Au con­traire de ce qu’un esprit super­fi­ciel pour­rait croire de peu de con­séquence quant au déroule­ment de l’action, le ban­nisse­ment du rideau se révèle de la pre­mière impor­tance, expliquent les doctes, en ampli­fi­ant la com­mu­ni­ca­tion entre salle et plateau. On a même vu, dans un tel esprit de com­mu­nion, des met­teurs en scène exiger que la salle restât allumée. On ne voy­ait, m’a‑t-on rap­porté, plus très bien la scène, mais peu importe. Nous n’en étions d’ailleurs pas là à La Baule mais, autre tic rel­e­vant du même souci, les pre­mières répliques étaient don­nées dans la salle.

Notez que je n’ai rien là-con­tre. De cette pra­tique, les très grands savent tir­er des effets remar­quables : Madame Mnouchkine, par exem­ple. Mais il ne faudrait pas que cela devînt un must, comme dis­ent les per­son­nes de qualité.

Faute de se pou­voir débar­rass­er tout à fait du texte, on peut le con­tourn­er. Christophe Luthringer don­nait une illus­tra­tion de cette ressource. Existe dans La Sur­prise de l’amour un per­son­nage sec­ondaire, le Baron, qui plaisante les réti­cences amoureuses de Lelio en de rares appari­tions sur scène. Il était l’autre soir omniprésent, ou peu s’en faut. Muet, vêtu à la manière d’un fakir, il se livrait à d’étranges pass­es de mag­né­tiseur, cen­sées faire naître l’amour entre Lelio et la comtesse. C’était un enchante­ment de le voir manier des sortes de feux de Ben­gale, mais n’avait rien à faire avec les litotes des pro­tag­o­nistes en proie aux émois d’un attrait réciproque qui les effraye.

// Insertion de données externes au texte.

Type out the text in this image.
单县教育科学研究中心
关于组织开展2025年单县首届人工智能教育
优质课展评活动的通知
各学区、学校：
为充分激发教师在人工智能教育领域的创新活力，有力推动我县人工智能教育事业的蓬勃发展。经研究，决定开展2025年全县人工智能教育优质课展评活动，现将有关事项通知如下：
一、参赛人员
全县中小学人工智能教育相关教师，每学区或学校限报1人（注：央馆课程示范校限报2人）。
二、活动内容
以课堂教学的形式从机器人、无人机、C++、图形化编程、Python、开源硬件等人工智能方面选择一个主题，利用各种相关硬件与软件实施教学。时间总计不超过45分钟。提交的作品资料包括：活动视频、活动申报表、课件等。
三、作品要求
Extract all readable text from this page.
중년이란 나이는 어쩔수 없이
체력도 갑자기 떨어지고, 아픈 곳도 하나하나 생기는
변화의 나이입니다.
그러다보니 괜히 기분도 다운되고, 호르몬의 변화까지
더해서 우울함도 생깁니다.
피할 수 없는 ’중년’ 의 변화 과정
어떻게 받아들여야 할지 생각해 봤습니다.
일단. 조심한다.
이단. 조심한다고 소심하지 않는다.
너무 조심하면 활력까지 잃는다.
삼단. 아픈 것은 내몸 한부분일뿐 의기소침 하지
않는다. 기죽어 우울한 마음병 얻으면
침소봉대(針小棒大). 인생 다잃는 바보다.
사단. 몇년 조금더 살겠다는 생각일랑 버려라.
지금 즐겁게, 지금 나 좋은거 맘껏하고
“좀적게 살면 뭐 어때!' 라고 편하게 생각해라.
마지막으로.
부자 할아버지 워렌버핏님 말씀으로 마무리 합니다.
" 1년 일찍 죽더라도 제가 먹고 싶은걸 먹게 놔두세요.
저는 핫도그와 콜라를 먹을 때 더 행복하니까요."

Les deux jeunes comé­di­ennes jouant la comtesse et Colom­bine étaient ravis­santes, et douées de sur­croît : cela crevait les yeux à seule­ment observ­er leur jeu quand elles écoutaient leur partenaire.

On regret­tait qu’elles fussent si mal dirigées. On aurait voulu leur rap­pel­er ce qu’écrivait Stanislavs­ki vers la fin de son exis­tence (1863–1938), toute con­sacrée au théâtre, ami de Tchekhov, et qui en avait vu de toutes les couleurs en sa Russie, à la scène comme à la ville : Une voix bien posée, un sens du rythme, une bonne dic­tion sont pareille­ment indis­pens­ables à ceux qui, jadis, chan­taient Dieu garde le Tsar comme à ceux qui main­tenant chantent l’Internationale. Non, le proces­sus de la créa­tion artis­tique ne change pas.